KARACHI: The Sindh government is all set to make the Anti-Corruption Establishment (ACE) as powerful as the National Accountability Bureau (NAB) but with no provision for ‘plea bargain’ the federal body offers to suspects of corruption, official said on Tuesday.

Sindh Chief Minister Syed Murad Ali Shah dropped the hint recently during an interaction with media persons that the provincial government was planning to ‘enhance’ the ACE’s role through an amendment to the law to enable the organisation to conduct major inquiries.

An official said the proposed amendment would make the ACE more powerful and give it more independence to go after cases of corruption. “After a number of meetings with legal experts and investigators, a set of proposals has been prepared,” he said.

“Several measures have been proposed which will hopefully reform the ACE but there are a few important features which we hope will bring a positive change in overall performance of the organisation. One of the measures is an executive board on the pattern of the NAB’s board,” he said.

The board, he said, would have a chairman, directors and deputy directors as its key members to take decisions and manage other matters related to its primary job. The Sindh Enquiries and Anti-Corruption Act 1991 allowed the government to make and amend rules for such a body, said the official.

The chief minister recently advised the NAB to stop witch-hunt in the province and reminded it that it was not NAB’s job to investigate cases of small-scale corruption but it was the job of the ACE.

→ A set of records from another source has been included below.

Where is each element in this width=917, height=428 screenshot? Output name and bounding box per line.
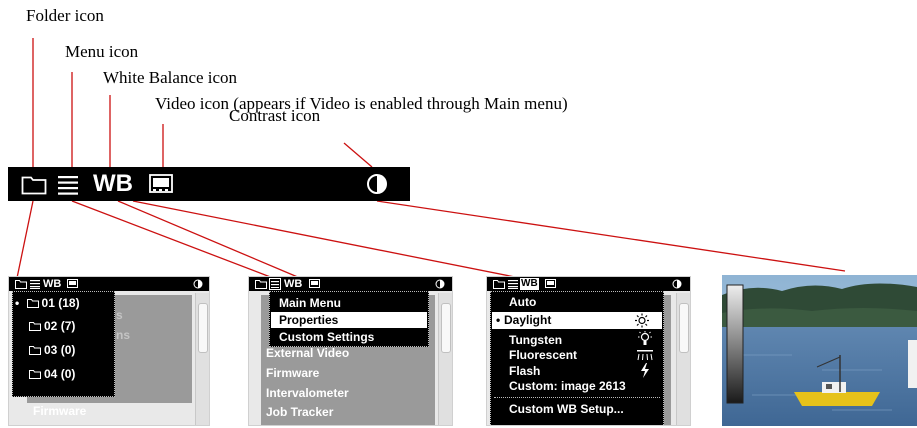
wb-option-custom[interactable]: Custom: image 2613 xyxy=(509,378,626,394)
selected-bullet: • xyxy=(496,313,501,327)
scrollbar[interactable] xyxy=(676,293,690,425)
selected-bullet: • xyxy=(15,296,20,310)
scrollbar[interactable] xyxy=(195,293,209,425)
fluorescent-icon xyxy=(637,350,653,361)
white-balance-dropdown: Auto • Daylight Tungsten Fluorescent Fla… xyxy=(490,291,664,425)
folder-dropdown: • 01 (18) 02 (7) 03 (0) 04 (0) xyxy=(12,291,115,397)
background-item: Firmware xyxy=(33,404,87,418)
contrast-icon[interactable] xyxy=(672,279,682,289)
mini-toolbar: WB xyxy=(249,277,452,291)
background-item: Job Tracker xyxy=(266,405,334,419)
background-item: External Video xyxy=(266,346,350,360)
white-balance-icon[interactable]: WB xyxy=(43,277,61,291)
camera-toolbar: WB xyxy=(8,167,410,201)
folder-icon[interactable] xyxy=(21,174,47,195)
contrast-preview-photo xyxy=(722,275,917,426)
wb-option-tungsten[interactable]: Tungsten xyxy=(509,332,562,348)
folder-menu-panel: s ns Firmware WB • 01 (18) 02 (7) 03 (0)… xyxy=(8,276,210,426)
divider xyxy=(494,397,660,399)
flash-icon xyxy=(641,363,649,378)
background-item: ns xyxy=(116,328,131,342)
folder-icon[interactable] xyxy=(255,279,267,289)
contrast-icon[interactable] xyxy=(435,279,445,289)
harbor-photo xyxy=(722,275,917,426)
wb-option-auto[interactable]: Auto xyxy=(509,294,536,310)
video-icon[interactable] xyxy=(545,279,556,289)
menu-item-properties[interactable]: Properties xyxy=(271,312,427,328)
folder-icon[interactable] xyxy=(493,279,505,289)
folder-item-icon xyxy=(29,322,41,331)
menu-item-custom-settings[interactable]: Custom Settings xyxy=(279,329,374,345)
menu-item-main-menu[interactable]: Main Menu xyxy=(279,295,341,311)
folder-icon[interactable] xyxy=(15,279,27,289)
wb-option-flash[interactable]: Flash xyxy=(509,363,540,379)
white-balance-icon[interactable]: WB xyxy=(93,170,133,198)
menu-icon[interactable] xyxy=(57,174,79,195)
menu-icon[interactable] xyxy=(30,279,40,289)
video-icon[interactable] xyxy=(67,279,78,289)
white-balance-icon[interactable]: WB xyxy=(520,278,539,290)
folder-item-icon xyxy=(29,346,41,355)
menu-icon[interactable] xyxy=(508,279,518,289)
wb-option-daylight[interactable]: • Daylight xyxy=(492,312,662,329)
folder-item[interactable]: 04 (0) xyxy=(29,366,75,382)
background-item: Intervalometer xyxy=(266,386,349,400)
white-balance-icon[interactable]: WB xyxy=(284,277,302,291)
background-item: s xyxy=(116,308,123,322)
mini-toolbar: WB xyxy=(9,277,209,291)
scrollbar[interactable] xyxy=(438,293,452,425)
folder-item-icon xyxy=(26,299,39,308)
bulb-icon xyxy=(638,331,652,345)
custom-wb-setup-button[interactable]: Custom WB Setup... xyxy=(509,401,624,417)
folder-item[interactable]: 02 (7) xyxy=(29,318,75,334)
mini-toolbar: WB xyxy=(487,277,690,291)
menu-to-panel-line xyxy=(71,200,274,279)
wb-option-fluorescent[interactable]: Fluorescent xyxy=(509,347,577,363)
contrast-icon[interactable] xyxy=(193,279,203,289)
background-item: Firmware xyxy=(266,366,320,380)
folder-to-panel-line xyxy=(16,200,34,279)
contrast-icon[interactable] xyxy=(366,173,388,195)
wb-to-menu-panel-line xyxy=(117,200,301,279)
video-icon[interactable] xyxy=(149,174,173,195)
folder-item-icon xyxy=(29,370,41,379)
main-menu-dropdown: Main Menu Properties Custom Settings xyxy=(269,291,429,347)
main-menu-panel: External Video Firmware Intervalometer J… xyxy=(248,276,453,426)
contrast-callout-line xyxy=(343,142,373,168)
sun-icon xyxy=(635,313,649,328)
folder-item[interactable]: 03 (0) xyxy=(29,342,75,358)
menu-icon[interactable] xyxy=(269,278,281,290)
folder-item[interactable]: • 01 (18) xyxy=(15,295,80,311)
video-icon[interactable] xyxy=(309,279,320,289)
wb-to-wb-panel-line xyxy=(132,200,521,279)
contrast-to-photo-line xyxy=(376,200,846,272)
white-balance-panel: WB Auto • Daylight Tungsten Fluorescent … xyxy=(486,276,691,426)
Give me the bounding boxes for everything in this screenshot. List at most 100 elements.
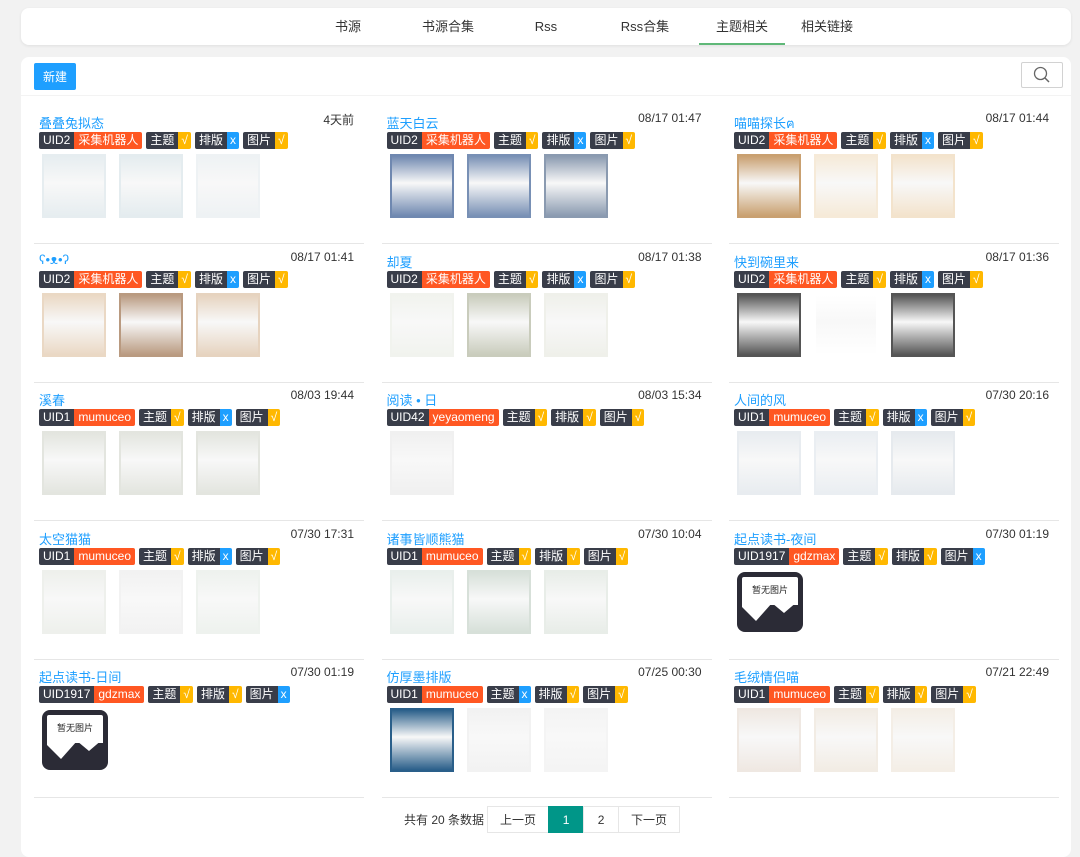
card-title-link[interactable]: 人间的风 xyxy=(734,390,786,409)
status-tag-label: 主题 xyxy=(502,409,535,426)
card-tags: UID42 yeyaomeng 主题 √ 排版 √ 图片 √ xyxy=(386,409,645,426)
theme-card[interactable]: 起点读书-夜间 07/30 01:19 UID1917 gdzmax 主题 √ 排版 √ 图片 x… xyxy=(729,526,1059,660)
theme-thumbnail[interactable] xyxy=(119,569,183,634)
status-tag-label: 排版 xyxy=(197,686,230,703)
thumbnail-list xyxy=(389,569,608,634)
theme-thumbnail[interactable] xyxy=(389,569,454,634)
no-image-placeholder: 暂无图片 xyxy=(42,710,108,770)
tab-4[interactable]: 主题相关 xyxy=(699,8,785,45)
card-title-link[interactable]: 阅读 • 日 xyxy=(387,390,438,409)
theme-thumbnail[interactable] xyxy=(737,154,801,218)
theme-thumbnail[interactable] xyxy=(42,569,106,634)
theme-card[interactable]: 毛绒情侣喵 07/21 22:49 UID1 mumuceo 主题 √ 排版 √ 图片 √ xyxy=(729,664,1059,798)
theme-card[interactable]: 仿厚墨排版 07/25 00:30 UID1 mumuceo 主题 x 排版 √ 图片 √ xyxy=(381,664,712,798)
theme-thumbnail[interactable] xyxy=(891,708,955,772)
theme-thumbnail[interactable] xyxy=(389,154,454,218)
theme-thumbnail[interactable] xyxy=(814,154,878,218)
page-2-button[interactable]: 2 xyxy=(583,806,620,833)
status-tag-label: 排版 xyxy=(889,132,922,149)
status-tag-value: √ xyxy=(583,409,596,426)
thumbnail-list xyxy=(389,431,454,495)
theme-thumbnail[interactable] xyxy=(466,708,531,772)
tab-0[interactable]: 书源 xyxy=(301,8,395,45)
theme-thumbnail[interactable] xyxy=(543,708,608,772)
tab-5[interactable]: 相关链接 xyxy=(785,8,869,45)
theme-card[interactable]: 人间的风 07/30 20:16 UID1 mumuceo 主题 √ 排版 x 图片 √ xyxy=(729,387,1059,521)
theme-thumbnail[interactable] xyxy=(466,292,531,357)
theme-thumbnail[interactable] xyxy=(466,154,531,218)
theme-thumbnail[interactable] xyxy=(389,431,454,495)
theme-thumbnail[interactable] xyxy=(814,292,878,357)
status-tag: 排版 x xyxy=(542,270,587,288)
theme-card[interactable]: 快到碗里来 08/17 01:36 UID2 采集机器人 主题 √ 排版 x 图片 √ xyxy=(729,249,1059,383)
theme-thumbnail[interactable] xyxy=(737,431,801,495)
theme-thumbnail[interactable] xyxy=(466,569,531,634)
theme-thumbnail[interactable] xyxy=(196,569,260,634)
tab-1[interactable]: 书源合集 xyxy=(395,8,501,45)
theme-thumbnail[interactable] xyxy=(543,154,608,218)
theme-card[interactable]: 诸事皆顺熊猫 07/30 10:04 UID1 mumuceo 主题 √ 排版 √ 图片 √ xyxy=(381,526,712,660)
theme-thumbnail[interactable] xyxy=(196,154,260,218)
card-title-link[interactable]: 溪春 xyxy=(39,390,65,409)
theme-thumbnail[interactable] xyxy=(814,708,878,772)
card-title-link[interactable]: 喵喵探长ฅ xyxy=(734,113,795,134)
page-1-button[interactable]: 1 xyxy=(548,806,585,833)
card-title-link[interactable]: 蓝天白云 xyxy=(387,113,439,132)
theme-card[interactable]: 阅读 • 日 08/03 15:34 UID42 yeyaomeng 主题 √ 排版 √ 图片 √ xyxy=(381,387,712,521)
theme-thumbnail[interactable] xyxy=(891,154,955,218)
new-button[interactable]: 新建 xyxy=(34,63,76,90)
theme-thumbnail[interactable] xyxy=(196,292,260,357)
status-tag-value: √ xyxy=(518,547,532,565)
tab-2[interactable]: Rss xyxy=(501,8,591,45)
card-title-link[interactable]: 仿厚墨排版 xyxy=(387,667,452,686)
author-label: yeyaomeng xyxy=(428,409,499,426)
next-page-button[interactable]: 下一页 xyxy=(618,806,681,833)
theme-thumbnail[interactable] xyxy=(389,292,454,357)
card-title-link[interactable]: 却夏 xyxy=(387,252,413,271)
card-title-link[interactable]: 叠叠兔拟态 xyxy=(39,113,104,132)
search-button[interactable] xyxy=(1021,62,1063,88)
card-title-link[interactable]: ʕ•ᴥ•ʔ xyxy=(39,252,69,267)
card-title-link[interactable]: 太空猫猫 xyxy=(39,529,91,548)
status-tag-value: √ xyxy=(866,686,879,703)
theme-card[interactable]: 蓝天白云 08/17 01:47 UID2 采集机器人 主题 √ 排版 x 图片 √ xyxy=(381,110,712,244)
theme-card[interactable]: ʕ•ᴥ•ʔ 08/17 01:41 UID2 采集机器人 主题 √ 排版 x 图片 √ xyxy=(34,249,364,383)
status-tag-value: x xyxy=(226,270,239,288)
prev-page-button[interactable]: 上一页 xyxy=(487,806,550,833)
theme-card[interactable]: 溪春 08/03 19:44 UID1 mumuceo 主题 √ 排版 x 图片 √ xyxy=(34,387,364,521)
card-title-link[interactable]: 快到碗里来 xyxy=(734,252,799,271)
theme-thumbnail[interactable] xyxy=(737,292,801,357)
theme-thumbnail[interactable] xyxy=(891,292,955,357)
status-tag: 排版 √ xyxy=(535,547,580,565)
thumbnail-list xyxy=(737,154,955,218)
tab-3[interactable]: Rss合集 xyxy=(591,8,699,45)
theme-thumbnail[interactable] xyxy=(389,708,454,772)
theme-thumbnail[interactable] xyxy=(543,292,608,357)
status-tag-label: 图片 xyxy=(940,547,973,565)
theme-card[interactable]: 起点读书-日间 07/30 01:19 UID1917 gdzmax 主题 √ 排版 √ 图片 x… xyxy=(34,664,364,798)
theme-card[interactable]: 叠叠兔拟态 4天前 UID2 采集机器人 主题 √ 排版 x 图片 √ xyxy=(34,110,364,244)
status-tag-label: 主题 xyxy=(139,409,172,426)
theme-card[interactable]: 太空猫猫 07/30 17:31 UID1 mumuceo 主题 √ 排版 x 图片 √ xyxy=(34,526,364,660)
theme-thumbnail[interactable] xyxy=(119,431,183,495)
theme-thumbnail[interactable] xyxy=(891,431,955,495)
theme-thumbnail[interactable] xyxy=(42,431,106,495)
theme-card[interactable]: 却夏 08/17 01:38 UID2 采集机器人 主题 √ 排版 x 图片 √ xyxy=(381,249,712,383)
card-title-link[interactable]: 毛绒情侣喵 xyxy=(734,667,799,686)
status-tag: 排版 √ xyxy=(197,686,242,703)
theme-thumbnail[interactable] xyxy=(814,431,878,495)
theme-thumbnail[interactable] xyxy=(543,569,608,634)
theme-thumbnail[interactable] xyxy=(119,154,183,218)
card-title-link[interactable]: 诸事皆顺熊猫 xyxy=(387,529,465,548)
status-tag-value: √ xyxy=(622,270,636,288)
theme-thumbnail[interactable] xyxy=(42,292,106,357)
status-tag: 主题 √ xyxy=(834,686,879,703)
user-badge: UID1917 gdzmax xyxy=(39,686,145,703)
theme-thumbnail[interactable] xyxy=(737,708,801,772)
theme-card[interactable]: 喵喵探长ฅ 08/17 01:44 UID2 采集机器人 主题 √ 排版 x 图片 √ xyxy=(729,110,1059,244)
theme-thumbnail[interactable] xyxy=(119,292,183,357)
theme-thumbnail[interactable] xyxy=(42,154,106,218)
card-title-link[interactable]: 起点读书-夜间 xyxy=(734,529,816,548)
theme-thumbnail[interactable] xyxy=(196,431,260,495)
card-title-link[interactable]: 起点读书-日间 xyxy=(39,667,121,686)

He called the NAB a source of ‘harassment’ which was against its defined mandate. Last week, he hinted at reforming the ACE to speed up probe into corruption cases at the provincial level, said the official.

“The proposed reforms will make the ACE more powerful and independent and remove the conventional administrative hurdles to speed up investigations,” he said.

“The idea is to make the provincial body so powerful and independent that it leaves no room for the NAB to intervene. However, there will be no provision in the proposed reforms for the plea bargain like the one offered by the NAB,” he said.

He said the NAB was often criticised for the plea bargain that allowed suspects to negotiate their freedom through an out-of-court settlement after signing a confession and depositing part of the embezzled money as determined by the federal body. The plea bargain had in fact damaged the spirit of entire anti corruption exercise, he added.

“But while pursuing NAB structure as a model for reforms in the ACE, it should remain clear that only those key features will be introduced which are believed to bring a positive change in the provincial body. The features to which the provincial government did not agree have not been made part of the proposed reforms,” he added.